• Improving Your Score

    The first thing to remember is that your credit score can vary from month to month-even day to day, sometimes. This is because it is calculated based on the credit data available for you at the credit bureau on the day the score is requested by a lender.

    But there are some specific ways to improve your credit score. First, when a lender receives your credit score, it includes "score reason codes" to explain the top reasons your score was not higher. These codes can give you an idea of how you should start improving your score, such as closing unused credit accounts or being more diligent about making payments on time.

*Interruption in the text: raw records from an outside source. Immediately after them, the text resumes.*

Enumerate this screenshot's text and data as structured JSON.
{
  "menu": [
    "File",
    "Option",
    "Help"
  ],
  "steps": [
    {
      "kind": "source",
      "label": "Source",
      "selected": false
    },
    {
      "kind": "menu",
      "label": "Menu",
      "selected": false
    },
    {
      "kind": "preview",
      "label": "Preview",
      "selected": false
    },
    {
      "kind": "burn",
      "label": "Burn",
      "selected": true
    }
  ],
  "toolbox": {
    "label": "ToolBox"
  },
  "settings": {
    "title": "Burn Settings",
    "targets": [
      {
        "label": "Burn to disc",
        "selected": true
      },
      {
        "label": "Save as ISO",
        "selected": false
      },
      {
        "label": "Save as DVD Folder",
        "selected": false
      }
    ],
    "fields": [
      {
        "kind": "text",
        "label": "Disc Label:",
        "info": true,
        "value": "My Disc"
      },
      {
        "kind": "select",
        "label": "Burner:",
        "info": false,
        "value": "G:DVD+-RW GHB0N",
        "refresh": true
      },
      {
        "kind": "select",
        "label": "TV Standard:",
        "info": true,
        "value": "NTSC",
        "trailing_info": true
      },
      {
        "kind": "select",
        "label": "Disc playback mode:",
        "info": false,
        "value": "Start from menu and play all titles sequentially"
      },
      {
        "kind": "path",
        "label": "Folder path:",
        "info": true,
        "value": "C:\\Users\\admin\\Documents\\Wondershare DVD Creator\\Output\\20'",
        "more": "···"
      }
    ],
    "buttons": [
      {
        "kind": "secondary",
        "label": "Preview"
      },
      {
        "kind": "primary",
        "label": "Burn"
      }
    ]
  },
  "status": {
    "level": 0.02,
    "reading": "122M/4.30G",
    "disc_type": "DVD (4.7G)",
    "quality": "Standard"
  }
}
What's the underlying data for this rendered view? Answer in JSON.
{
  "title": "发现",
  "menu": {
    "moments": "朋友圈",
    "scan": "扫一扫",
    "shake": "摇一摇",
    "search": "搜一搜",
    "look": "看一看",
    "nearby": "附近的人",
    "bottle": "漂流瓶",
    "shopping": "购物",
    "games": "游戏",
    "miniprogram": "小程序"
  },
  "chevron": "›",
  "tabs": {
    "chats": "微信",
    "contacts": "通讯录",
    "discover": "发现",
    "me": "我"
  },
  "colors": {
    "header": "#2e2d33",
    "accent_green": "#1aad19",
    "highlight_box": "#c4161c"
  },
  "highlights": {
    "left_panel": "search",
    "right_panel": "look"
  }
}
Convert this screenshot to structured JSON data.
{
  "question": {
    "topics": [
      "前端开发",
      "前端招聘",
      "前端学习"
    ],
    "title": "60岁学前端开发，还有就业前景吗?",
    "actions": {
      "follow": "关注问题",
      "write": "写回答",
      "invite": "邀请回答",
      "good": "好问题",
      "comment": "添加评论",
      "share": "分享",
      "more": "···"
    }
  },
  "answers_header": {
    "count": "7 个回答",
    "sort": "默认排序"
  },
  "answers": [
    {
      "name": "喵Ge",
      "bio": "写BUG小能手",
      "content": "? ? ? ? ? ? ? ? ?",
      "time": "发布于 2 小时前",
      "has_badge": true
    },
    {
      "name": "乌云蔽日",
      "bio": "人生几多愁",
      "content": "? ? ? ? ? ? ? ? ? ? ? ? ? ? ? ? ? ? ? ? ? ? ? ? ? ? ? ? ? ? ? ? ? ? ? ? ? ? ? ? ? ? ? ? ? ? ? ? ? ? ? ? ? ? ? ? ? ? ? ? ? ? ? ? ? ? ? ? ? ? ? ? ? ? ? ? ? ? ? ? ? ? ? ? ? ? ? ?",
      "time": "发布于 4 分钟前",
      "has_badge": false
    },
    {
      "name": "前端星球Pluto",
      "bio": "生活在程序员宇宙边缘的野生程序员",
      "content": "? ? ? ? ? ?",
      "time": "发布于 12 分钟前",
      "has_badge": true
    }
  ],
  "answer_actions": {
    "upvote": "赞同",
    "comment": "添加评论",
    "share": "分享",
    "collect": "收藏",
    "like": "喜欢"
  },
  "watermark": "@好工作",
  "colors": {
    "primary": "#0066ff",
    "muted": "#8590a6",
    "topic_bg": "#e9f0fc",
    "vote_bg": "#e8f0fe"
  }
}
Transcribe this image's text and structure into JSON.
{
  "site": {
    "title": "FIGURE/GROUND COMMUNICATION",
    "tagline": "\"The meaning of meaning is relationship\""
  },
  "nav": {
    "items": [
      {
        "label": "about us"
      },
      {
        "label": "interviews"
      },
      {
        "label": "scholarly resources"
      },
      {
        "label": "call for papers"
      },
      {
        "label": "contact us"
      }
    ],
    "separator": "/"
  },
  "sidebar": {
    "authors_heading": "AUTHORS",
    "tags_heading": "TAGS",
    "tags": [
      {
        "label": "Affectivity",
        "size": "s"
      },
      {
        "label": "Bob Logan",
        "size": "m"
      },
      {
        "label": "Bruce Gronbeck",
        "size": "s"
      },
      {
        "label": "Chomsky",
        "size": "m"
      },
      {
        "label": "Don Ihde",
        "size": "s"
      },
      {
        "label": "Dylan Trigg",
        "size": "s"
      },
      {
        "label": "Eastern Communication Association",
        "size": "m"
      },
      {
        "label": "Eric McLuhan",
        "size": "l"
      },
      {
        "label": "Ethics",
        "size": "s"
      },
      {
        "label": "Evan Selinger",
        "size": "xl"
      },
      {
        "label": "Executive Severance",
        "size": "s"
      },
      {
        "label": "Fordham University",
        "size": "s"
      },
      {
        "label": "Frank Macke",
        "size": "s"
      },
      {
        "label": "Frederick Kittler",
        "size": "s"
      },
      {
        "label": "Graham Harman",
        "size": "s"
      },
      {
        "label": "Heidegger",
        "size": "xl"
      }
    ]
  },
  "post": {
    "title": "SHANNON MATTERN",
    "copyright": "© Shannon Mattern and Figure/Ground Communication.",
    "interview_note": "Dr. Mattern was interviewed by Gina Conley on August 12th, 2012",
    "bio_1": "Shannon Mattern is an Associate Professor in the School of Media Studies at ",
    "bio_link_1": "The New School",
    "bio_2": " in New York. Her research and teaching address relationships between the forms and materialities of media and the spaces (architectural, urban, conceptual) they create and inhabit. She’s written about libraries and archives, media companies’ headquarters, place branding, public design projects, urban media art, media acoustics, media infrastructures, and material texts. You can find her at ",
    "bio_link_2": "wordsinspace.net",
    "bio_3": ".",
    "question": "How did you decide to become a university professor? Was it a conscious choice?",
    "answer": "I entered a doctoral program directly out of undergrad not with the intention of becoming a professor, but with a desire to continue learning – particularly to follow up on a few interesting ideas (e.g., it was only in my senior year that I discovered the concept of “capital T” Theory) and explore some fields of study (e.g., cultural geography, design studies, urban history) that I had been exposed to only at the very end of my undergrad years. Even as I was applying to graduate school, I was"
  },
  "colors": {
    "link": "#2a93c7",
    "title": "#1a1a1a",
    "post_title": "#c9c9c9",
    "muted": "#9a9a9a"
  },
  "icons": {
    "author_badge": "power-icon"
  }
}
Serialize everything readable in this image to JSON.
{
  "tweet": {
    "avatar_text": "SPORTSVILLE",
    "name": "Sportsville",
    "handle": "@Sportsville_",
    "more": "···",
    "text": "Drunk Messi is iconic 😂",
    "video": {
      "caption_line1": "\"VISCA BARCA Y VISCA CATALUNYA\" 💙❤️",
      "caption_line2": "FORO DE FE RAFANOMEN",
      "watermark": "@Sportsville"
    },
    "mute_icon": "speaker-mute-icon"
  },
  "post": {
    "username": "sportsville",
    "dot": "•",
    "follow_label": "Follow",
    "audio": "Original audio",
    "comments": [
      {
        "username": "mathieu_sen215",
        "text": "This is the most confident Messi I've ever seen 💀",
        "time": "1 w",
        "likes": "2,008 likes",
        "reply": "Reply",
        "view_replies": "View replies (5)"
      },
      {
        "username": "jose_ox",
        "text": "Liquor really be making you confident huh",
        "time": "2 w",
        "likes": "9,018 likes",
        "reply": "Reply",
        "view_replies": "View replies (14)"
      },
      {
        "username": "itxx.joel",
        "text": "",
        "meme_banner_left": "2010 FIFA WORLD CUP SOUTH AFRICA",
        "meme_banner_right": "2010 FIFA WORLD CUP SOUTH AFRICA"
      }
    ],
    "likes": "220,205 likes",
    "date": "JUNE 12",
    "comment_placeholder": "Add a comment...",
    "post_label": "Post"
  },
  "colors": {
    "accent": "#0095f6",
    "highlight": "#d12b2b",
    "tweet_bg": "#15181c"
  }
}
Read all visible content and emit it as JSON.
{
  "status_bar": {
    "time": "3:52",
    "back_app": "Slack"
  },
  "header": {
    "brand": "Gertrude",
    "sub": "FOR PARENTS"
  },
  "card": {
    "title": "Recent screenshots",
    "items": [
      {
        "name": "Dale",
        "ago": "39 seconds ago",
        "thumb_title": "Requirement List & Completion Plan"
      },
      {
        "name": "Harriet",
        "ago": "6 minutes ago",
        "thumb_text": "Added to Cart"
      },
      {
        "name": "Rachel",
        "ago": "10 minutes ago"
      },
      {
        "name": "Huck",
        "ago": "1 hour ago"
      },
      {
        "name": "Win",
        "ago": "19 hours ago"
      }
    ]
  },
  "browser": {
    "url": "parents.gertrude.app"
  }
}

    Additionally, here are some general suggestions to help you develop a solid credit history and influence your score for the better:

    • Pay your bills consistently and on time. And take heart-the scoring models all take into account the fact that everyone misses a payment once in a while. Also, negative information loses its potency over time: a recent late payment is weighted more heavily than a late payment four years ago.
    • Check your credit report and remove any errors. By making sure that only your accurate credit history appears on your report, you ensure that the credit score it generates isn't lowered by inaccurate information.
    • Keep your debt reasonable. One rule of thumb: for a good credit score, your account balances should be below 75% of your available credit. For example, if you have a $2000 credit limit, you should have a balance of no more than $1500.
    • Maintain only a reasonable amount of unused credit. While it's good to have a cushion of credit available, having ready access to thousands of dollars of debt makes you a poorer credit risk.
    • Avoid too many inquiries. Inquiries are interpreted as a sign that you have been actively seeking credit, and may be in financial difficulties or in the process of overextending yourself.